Located in Southeastern Mexico, just off the Yucatan Peninsula, Cozumel offers plentiful sandy white beaches with beautiful clear ocean waters. Cozumel, only 28 miles long, is Mexico’s largest Caribbean island. You can get to the island by plane, ferry or by ship as it sits approximately 12 miles away from the mainland.
Known for being one of the premier scuba diving destinations to visit, divers can maneuver the best reefs in the world and a see a huge variety of marine life while out in its waters. While diving and snorkeling are the main attraction to Cozumel, there are a wide variety of other things to see and do while there.
The Maya are thought to have been the first to call Cozumel home over 2,000 years ago and you can still today, see many of their ruins. San Gervasio, located in the center of the island, holds the ruins where Mayan woman paid tribute to the goddess of love and fertility, Ix-Chel. There are many more ruins to visit on the island such as Tikal, surrounded by thick jungle, Chichen Itza, which has massive pyramids and Tulum, the only Mayan city built to overlook the sea.
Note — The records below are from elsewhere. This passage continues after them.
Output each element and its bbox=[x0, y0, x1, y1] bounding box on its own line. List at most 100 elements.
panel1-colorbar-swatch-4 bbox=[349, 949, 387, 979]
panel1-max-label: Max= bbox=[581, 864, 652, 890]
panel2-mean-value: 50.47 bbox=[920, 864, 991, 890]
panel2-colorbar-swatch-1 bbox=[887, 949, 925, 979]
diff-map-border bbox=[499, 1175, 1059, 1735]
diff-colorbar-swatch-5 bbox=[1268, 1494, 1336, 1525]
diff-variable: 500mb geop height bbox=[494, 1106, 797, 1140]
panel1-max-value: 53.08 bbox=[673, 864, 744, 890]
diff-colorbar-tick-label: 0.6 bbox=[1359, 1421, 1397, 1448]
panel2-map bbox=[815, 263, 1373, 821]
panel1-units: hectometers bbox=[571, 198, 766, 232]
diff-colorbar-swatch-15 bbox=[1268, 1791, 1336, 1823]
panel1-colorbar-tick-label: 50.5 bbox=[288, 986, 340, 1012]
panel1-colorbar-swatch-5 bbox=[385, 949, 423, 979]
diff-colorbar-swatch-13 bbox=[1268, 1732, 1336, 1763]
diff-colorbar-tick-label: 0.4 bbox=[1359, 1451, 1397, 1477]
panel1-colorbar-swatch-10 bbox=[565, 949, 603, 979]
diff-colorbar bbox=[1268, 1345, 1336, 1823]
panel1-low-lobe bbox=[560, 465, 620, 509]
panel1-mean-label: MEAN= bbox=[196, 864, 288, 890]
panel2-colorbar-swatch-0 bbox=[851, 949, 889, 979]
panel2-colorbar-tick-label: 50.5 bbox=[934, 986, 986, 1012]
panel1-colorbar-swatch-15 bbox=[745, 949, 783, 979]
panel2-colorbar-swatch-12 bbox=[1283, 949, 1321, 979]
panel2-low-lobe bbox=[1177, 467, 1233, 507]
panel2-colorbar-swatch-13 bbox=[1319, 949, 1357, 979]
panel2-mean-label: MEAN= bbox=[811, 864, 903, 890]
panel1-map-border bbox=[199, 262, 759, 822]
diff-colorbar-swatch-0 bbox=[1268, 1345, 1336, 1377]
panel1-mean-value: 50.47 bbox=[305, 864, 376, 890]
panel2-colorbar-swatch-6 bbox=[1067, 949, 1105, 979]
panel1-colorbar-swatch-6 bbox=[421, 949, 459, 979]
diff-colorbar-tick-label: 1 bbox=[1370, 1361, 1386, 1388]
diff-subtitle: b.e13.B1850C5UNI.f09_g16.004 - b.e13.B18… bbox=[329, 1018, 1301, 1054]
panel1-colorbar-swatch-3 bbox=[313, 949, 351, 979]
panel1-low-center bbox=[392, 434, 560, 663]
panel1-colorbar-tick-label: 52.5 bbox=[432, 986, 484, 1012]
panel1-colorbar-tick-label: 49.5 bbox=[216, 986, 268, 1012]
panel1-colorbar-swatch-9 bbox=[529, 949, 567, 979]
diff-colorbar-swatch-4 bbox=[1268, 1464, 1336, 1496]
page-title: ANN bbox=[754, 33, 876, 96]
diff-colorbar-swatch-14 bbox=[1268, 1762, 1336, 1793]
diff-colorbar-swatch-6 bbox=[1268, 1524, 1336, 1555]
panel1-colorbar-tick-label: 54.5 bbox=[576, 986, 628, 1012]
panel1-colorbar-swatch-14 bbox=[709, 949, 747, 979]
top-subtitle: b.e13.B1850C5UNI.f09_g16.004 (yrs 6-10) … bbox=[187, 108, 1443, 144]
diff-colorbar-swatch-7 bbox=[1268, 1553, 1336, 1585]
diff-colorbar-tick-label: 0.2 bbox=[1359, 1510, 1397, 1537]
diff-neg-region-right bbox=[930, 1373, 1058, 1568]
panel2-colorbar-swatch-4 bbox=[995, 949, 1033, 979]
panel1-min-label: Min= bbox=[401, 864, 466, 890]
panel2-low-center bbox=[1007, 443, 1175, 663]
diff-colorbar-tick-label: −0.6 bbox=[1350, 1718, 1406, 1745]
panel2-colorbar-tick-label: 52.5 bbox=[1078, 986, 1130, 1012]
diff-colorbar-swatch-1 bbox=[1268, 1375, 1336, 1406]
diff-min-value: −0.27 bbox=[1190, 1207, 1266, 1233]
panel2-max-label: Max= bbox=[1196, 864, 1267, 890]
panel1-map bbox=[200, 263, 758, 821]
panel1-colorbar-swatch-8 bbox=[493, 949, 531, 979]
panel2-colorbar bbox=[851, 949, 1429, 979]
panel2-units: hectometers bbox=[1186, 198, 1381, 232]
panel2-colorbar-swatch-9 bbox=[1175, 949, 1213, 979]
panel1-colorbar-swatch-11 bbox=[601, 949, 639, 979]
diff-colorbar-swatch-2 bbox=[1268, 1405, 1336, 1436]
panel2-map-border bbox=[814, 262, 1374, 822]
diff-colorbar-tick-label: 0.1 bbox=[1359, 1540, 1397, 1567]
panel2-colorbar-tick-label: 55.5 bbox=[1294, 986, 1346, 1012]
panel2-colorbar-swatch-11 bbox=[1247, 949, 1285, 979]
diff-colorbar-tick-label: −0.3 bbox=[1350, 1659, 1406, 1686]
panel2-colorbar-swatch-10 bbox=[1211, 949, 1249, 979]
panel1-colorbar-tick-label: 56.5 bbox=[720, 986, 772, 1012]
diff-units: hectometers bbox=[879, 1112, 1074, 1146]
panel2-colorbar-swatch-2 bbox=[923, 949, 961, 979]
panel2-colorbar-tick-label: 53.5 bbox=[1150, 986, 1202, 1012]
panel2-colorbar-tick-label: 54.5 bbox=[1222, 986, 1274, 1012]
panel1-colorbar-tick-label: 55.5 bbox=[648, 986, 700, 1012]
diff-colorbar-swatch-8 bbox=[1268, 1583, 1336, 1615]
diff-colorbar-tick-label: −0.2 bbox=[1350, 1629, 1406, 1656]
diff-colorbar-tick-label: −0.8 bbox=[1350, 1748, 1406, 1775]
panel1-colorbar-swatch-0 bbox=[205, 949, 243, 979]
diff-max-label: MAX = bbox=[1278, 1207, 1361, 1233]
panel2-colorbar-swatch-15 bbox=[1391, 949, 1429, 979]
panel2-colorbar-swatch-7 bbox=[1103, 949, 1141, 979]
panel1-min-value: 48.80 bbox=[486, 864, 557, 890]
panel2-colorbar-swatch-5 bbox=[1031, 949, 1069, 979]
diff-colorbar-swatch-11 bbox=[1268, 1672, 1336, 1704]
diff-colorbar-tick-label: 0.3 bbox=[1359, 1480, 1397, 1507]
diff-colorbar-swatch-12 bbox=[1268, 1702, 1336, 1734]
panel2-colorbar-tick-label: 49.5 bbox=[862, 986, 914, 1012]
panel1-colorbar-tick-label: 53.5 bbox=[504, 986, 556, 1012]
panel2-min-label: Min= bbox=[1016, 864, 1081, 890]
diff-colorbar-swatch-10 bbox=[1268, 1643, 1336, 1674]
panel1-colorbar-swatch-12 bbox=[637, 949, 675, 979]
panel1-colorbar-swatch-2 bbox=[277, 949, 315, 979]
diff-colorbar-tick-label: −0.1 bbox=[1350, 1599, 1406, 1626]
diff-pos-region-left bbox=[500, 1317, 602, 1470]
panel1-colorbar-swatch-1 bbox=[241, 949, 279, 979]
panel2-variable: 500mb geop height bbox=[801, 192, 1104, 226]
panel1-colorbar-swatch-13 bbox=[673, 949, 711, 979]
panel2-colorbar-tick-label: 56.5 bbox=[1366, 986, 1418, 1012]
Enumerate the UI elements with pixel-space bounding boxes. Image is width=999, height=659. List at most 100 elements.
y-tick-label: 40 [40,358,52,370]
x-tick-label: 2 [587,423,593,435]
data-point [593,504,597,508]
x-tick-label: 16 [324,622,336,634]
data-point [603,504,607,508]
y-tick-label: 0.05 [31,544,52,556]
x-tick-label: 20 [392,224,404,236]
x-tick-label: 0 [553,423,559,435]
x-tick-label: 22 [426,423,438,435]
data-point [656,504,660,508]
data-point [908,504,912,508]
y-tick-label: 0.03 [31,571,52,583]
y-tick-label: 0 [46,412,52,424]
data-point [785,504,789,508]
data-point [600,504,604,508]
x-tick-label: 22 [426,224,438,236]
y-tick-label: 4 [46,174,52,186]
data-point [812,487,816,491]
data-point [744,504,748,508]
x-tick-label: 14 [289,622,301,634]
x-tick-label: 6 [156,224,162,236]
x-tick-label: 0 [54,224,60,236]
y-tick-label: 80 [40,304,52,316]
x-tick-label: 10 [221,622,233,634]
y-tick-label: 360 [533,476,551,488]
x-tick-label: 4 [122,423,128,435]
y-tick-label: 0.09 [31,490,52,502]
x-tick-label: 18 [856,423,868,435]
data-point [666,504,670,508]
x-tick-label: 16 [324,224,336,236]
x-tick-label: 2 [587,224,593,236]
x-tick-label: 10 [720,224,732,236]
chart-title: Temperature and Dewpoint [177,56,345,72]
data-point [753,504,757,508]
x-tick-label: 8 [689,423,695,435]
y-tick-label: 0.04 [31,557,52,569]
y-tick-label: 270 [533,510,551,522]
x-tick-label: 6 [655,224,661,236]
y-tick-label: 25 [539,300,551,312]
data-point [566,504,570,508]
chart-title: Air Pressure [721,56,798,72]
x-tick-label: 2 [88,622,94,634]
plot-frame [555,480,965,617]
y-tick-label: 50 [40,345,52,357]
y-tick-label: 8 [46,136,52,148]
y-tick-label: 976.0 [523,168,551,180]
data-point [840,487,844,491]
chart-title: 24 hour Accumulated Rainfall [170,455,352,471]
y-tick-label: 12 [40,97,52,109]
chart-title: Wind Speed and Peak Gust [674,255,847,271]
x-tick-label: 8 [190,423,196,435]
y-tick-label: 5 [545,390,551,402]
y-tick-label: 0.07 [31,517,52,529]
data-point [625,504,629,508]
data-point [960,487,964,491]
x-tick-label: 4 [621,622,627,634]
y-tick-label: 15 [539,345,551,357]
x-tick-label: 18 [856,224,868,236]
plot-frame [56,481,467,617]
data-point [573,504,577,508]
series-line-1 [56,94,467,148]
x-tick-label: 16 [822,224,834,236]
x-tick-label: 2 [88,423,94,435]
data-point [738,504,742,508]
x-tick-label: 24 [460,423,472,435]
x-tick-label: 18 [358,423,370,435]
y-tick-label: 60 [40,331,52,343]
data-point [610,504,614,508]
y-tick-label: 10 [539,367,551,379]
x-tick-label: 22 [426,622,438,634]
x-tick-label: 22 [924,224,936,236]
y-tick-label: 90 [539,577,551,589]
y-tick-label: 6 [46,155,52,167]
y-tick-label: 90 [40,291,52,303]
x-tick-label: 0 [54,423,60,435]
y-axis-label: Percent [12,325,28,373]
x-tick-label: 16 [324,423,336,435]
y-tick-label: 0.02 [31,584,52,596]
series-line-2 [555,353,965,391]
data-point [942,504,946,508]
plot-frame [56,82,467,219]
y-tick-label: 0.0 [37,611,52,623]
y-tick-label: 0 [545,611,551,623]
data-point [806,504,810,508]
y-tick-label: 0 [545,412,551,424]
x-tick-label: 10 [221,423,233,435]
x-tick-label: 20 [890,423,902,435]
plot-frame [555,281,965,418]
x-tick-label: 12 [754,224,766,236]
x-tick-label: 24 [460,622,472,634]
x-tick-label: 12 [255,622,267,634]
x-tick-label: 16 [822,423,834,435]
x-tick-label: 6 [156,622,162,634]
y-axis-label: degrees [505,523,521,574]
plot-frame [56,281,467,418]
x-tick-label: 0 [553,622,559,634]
In 1518, an expedition led by Juan de Grijalva came to the island followed by Hernan Cortes in 1519. 10,000 Maya people openly received both of these expedition teams. In 1520, crew members of the Panfilo Narvaez expedition brought smallpox to the island and by 1570, only 358 Maya had survived. By 1688, most on the island came inland to towns such as Chemax. In 1848, refugees escaping the tumult of the Caste War of Yucatan settled on the island and the next year, in 1849 the town of San Miguel de Cozumel was recognized by the Mexican government.
In the 1960s, Jacques Cousteau brought notoriety to the island and described Cozumel as one of the most beautiful scuba diving areas of the word. After this, the tourism boom began and in the early 1970’s the island saw a cruise ship terminal being built.
Each year, Cozumel celebrate Carnaval de Cozumel, a tradition that dates back to 1876. This huge fiesta, which typically occurs in February each year, boasts 3 to 4 nights of colorful parades that feature an array of beautiful costumes and groups performing for your entertainment and has been compared to Mardi Gras here in the United States.
Today, approximately 95,000 residents live in Cozumel and are said to be the friendliest, courteous people in Mexican who welcome tourists to enjoy their island.